In a previous post as well as a chapter in the book, Jim asks how vampires came to be so rich. The obvious answer is compound interest, although Jim observes that it’s not as simple as it may sound. Kent McKeever of Columbia Law School emailed to draw our attention to another aspect of undead finance: tontines. In a tontine, multiple members agree to make contributions to a fund, which pays out an annuity to the living members. As members die off, the size of the annuity increases for the remaining members. In an academic paper, McKeever argues that the tontine, morbid as it may sound, could actually be a worthwhile investment vehicle:
The tontine, with its underlying premise that the living participants benefit from the death of their fellows, does not deserve its shadowy reputation. It had some success in its original purpose, as a means of government fund raising. It was most successful as a means of private development and investment from around 1780 through the 1850’s. However, it was used as a gimmick in the selling of life insurance and as a cover for outright fraud in the latter part of the 19th Century.

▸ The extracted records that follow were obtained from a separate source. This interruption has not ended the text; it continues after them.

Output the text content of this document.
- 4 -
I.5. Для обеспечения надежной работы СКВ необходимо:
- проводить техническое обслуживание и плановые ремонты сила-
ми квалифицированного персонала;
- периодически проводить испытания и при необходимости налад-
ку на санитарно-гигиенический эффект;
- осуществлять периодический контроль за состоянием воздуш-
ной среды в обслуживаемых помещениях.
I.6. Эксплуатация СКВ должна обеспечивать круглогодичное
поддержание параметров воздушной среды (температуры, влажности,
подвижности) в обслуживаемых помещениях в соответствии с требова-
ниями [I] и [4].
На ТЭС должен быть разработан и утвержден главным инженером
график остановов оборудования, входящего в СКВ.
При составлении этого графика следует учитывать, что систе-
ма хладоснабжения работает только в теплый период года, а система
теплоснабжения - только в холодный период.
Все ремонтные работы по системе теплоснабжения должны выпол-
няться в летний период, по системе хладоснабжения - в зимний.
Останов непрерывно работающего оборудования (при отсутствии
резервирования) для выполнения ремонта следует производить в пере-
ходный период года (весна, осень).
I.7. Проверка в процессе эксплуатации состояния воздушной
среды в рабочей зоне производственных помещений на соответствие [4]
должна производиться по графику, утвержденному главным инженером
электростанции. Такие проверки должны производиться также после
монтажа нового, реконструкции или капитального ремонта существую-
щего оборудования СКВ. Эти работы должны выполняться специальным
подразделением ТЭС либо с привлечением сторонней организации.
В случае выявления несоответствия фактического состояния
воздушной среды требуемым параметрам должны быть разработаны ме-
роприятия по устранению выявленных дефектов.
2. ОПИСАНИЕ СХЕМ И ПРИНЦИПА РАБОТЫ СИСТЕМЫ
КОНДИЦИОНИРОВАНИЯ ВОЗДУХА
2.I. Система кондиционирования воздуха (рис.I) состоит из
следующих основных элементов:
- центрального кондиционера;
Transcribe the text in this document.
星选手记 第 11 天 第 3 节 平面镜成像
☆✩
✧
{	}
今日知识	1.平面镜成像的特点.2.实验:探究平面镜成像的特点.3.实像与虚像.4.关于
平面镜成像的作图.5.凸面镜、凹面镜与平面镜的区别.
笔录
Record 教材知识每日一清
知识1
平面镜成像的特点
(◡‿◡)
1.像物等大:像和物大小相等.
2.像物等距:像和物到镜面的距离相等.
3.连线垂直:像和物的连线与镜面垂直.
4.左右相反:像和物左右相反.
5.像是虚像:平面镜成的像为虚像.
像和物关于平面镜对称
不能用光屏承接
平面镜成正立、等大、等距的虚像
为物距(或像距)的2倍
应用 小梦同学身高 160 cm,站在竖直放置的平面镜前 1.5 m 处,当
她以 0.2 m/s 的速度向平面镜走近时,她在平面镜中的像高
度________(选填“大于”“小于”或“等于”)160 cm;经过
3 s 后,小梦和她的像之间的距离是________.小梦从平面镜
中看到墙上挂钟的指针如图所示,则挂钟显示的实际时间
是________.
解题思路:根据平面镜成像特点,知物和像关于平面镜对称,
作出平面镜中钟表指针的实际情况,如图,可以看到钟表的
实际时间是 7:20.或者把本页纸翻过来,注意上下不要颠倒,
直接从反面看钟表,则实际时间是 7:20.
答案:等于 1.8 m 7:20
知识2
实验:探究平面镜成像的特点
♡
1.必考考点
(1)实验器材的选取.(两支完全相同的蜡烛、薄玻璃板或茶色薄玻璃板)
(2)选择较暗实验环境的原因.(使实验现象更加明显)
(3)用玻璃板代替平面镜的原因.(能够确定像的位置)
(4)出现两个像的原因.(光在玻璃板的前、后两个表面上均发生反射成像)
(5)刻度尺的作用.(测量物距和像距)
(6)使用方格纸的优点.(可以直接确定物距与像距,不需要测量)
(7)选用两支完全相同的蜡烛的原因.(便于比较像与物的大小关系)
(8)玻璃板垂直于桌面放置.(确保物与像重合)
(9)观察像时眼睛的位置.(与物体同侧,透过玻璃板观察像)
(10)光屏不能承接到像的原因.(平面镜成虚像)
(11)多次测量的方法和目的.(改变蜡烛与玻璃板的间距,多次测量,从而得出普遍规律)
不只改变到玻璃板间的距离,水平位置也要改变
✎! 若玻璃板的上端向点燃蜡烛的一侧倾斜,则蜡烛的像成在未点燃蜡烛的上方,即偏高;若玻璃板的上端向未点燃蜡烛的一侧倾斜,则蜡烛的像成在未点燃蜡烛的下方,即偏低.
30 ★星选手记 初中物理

It was also subject to attack from writers who found the notion of gambling on other people’s deaths unseemly. The tontine developed an aura of shadiness, and was eventually abandoned. If re-developed as a form of insurance for the long-lived, it may be worth rehabilitation as an investment tool.
However, as McKeever notes in his email, the existence of undead investors could wreak havoc on the administration of tontines. This suggests to me a possible alternate history of how vampires became rich: by taking part in tontines with unsuspecting human partners.